Staff and faculty in the IU College of Arts and Sciences' Department of Physics designed and built approximately one-half of the barrel Transition Radiation Tracker detector, a device that significantly enhances ATLAS' ability to identify electrons produced in the collisions. Because it can reconstruct trajectories of charged particles and identify produced electrons, the Transition Radiation Tracker is considered a critical detector element in ATLAS' search for the Higgs boson.

The team also partners with the University of Chicago in managing ATLAS' Midwest Tier2 computing center, which has hardware in Bloomington, at Indiana University-Purdue University Indianapolis and in Chicago.
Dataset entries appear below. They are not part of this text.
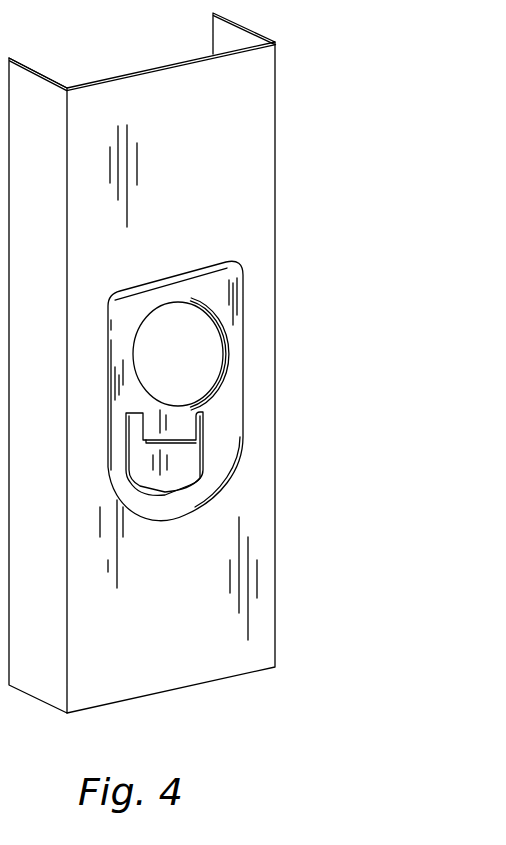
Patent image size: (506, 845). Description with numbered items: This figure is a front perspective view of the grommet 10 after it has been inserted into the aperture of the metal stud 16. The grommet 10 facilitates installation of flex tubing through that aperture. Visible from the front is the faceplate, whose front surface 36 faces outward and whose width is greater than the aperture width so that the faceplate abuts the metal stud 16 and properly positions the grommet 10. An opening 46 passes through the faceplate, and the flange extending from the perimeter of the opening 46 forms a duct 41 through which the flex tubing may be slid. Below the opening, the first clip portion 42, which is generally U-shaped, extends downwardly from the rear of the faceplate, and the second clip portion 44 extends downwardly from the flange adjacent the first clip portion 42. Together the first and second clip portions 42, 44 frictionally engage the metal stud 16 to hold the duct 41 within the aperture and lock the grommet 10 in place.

The metal stud 16 is at (168, 80).
The grommet 10 is at (200, 288).
The front surface 36 is at (151, 323).
The opening 46 is at (192, 360).
The duct 41 is at (210, 381).
The second clip portion 44 is at (188, 450).
The first clip portion 42 is at (207, 490).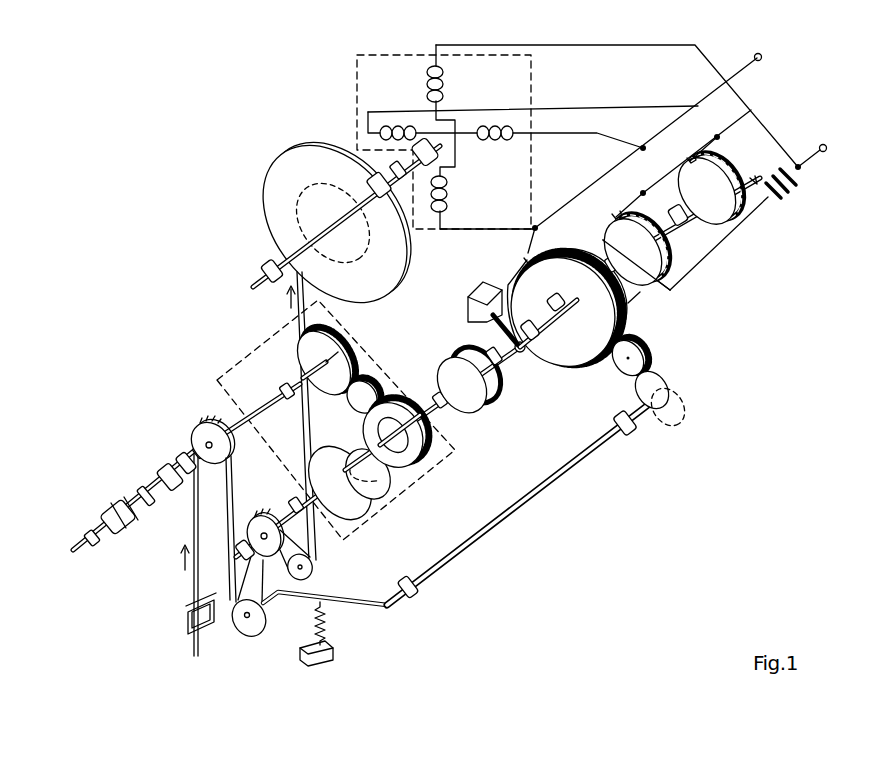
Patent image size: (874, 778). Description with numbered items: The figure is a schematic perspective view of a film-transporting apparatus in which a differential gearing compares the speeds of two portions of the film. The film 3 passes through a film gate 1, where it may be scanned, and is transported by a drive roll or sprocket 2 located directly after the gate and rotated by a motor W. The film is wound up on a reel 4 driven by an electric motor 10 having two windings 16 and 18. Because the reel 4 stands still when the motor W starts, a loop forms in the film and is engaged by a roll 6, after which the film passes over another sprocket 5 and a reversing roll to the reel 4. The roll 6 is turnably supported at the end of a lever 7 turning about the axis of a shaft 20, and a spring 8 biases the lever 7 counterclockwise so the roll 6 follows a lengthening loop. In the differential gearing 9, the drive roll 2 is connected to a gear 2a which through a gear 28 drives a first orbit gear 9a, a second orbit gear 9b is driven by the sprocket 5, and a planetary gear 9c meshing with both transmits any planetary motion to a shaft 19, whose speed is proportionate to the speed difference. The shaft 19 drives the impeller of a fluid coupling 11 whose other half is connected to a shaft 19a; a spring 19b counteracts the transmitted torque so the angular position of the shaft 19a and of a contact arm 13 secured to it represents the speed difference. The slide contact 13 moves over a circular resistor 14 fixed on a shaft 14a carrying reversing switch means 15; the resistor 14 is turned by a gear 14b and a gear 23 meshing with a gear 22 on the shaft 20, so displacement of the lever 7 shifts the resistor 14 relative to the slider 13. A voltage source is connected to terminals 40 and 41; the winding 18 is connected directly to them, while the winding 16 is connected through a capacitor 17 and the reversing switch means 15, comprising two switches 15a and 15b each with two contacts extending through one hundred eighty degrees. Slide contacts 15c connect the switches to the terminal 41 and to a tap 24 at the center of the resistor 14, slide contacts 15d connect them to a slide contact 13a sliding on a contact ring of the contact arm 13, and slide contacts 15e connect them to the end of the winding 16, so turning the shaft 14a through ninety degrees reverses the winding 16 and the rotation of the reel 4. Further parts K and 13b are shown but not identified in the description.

The motor W is at (112, 500).
The yarn guide spools K is at (168, 463).
The film gate 1 is at (187, 620).
The drive roll 2 is at (203, 437).
The gear 2a is at (298, 348).
The film 3 is at (295, 305).
The reel 4 is at (278, 178).
The sprocket 5 is at (260, 525).
The roll 6 is at (248, 634).
The lever 7 is at (325, 608).
The spring 8 is at (333, 627).
The differential gearing 9 is at (449, 441).
The first orbit gear 9a is at (413, 463).
The second orbit gear 9b is at (347, 507).
The planetary gear 9c is at (373, 477).
The electric motor 10 is at (355, 78).
The fluid coupling 11 is at (490, 393).
The contact arm 13 is at (508, 275).
The slide contact 13a is at (573, 330).
The cam 13b is at (560, 300).
The circular resistor 14 is at (627, 330).
The shaft 14a is at (657, 280).
The gear 14b is at (630, 303).
The reversing switch means 15 is at (730, 236).
The switch 15a is at (612, 242).
The switch 15b is at (697, 170).
The slide contacts 15c is at (685, 238).
The slide contacts 15d is at (612, 216).
The slide contacts 15e is at (641, 193).
The winding 16 is at (363, 132).
The capacitor 17 is at (797, 192).
The winding 18 is at (447, 87).
The shaft 19 is at (425, 407).
The shaft 19a is at (526, 260).
The spring 19b is at (523, 350).
The shaft 20 is at (510, 519).
The gear 22 is at (660, 387).
The gear 23 is at (637, 360).
The tap 24 is at (550, 237).
The gear 28 is at (363, 395).
The terminal 40 is at (643, 107).
The terminal 41 is at (659, 138).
This center is one of only five such ATLAS computing centers in the U.S., and it makes heavy use of the Open Science Grid, to which IU has made major contributions.

IU scientists are also among the primary authors of eight peer-reviewed journal publications based on ATLAS data.

The current IU ATLAS group, in addition to professors Evans and Ogren, are assistant professor Sabine Lammers; professor and department chair Rick Van Kooten; research scientists Pauline Gagnon, Vivek Jain, Fred Luehring and Daria Zieminska; postdoctoral researchers Sylvie Brunet, Christopher Marino (now at University of British Columbia) and Darren Price; graduate students KyungEon Choi, John Penwell, Ben Weinert, Denver Whittington and Yi Yang; engineer Kirill Egorov and administrator Jenny Olmes-Stevens.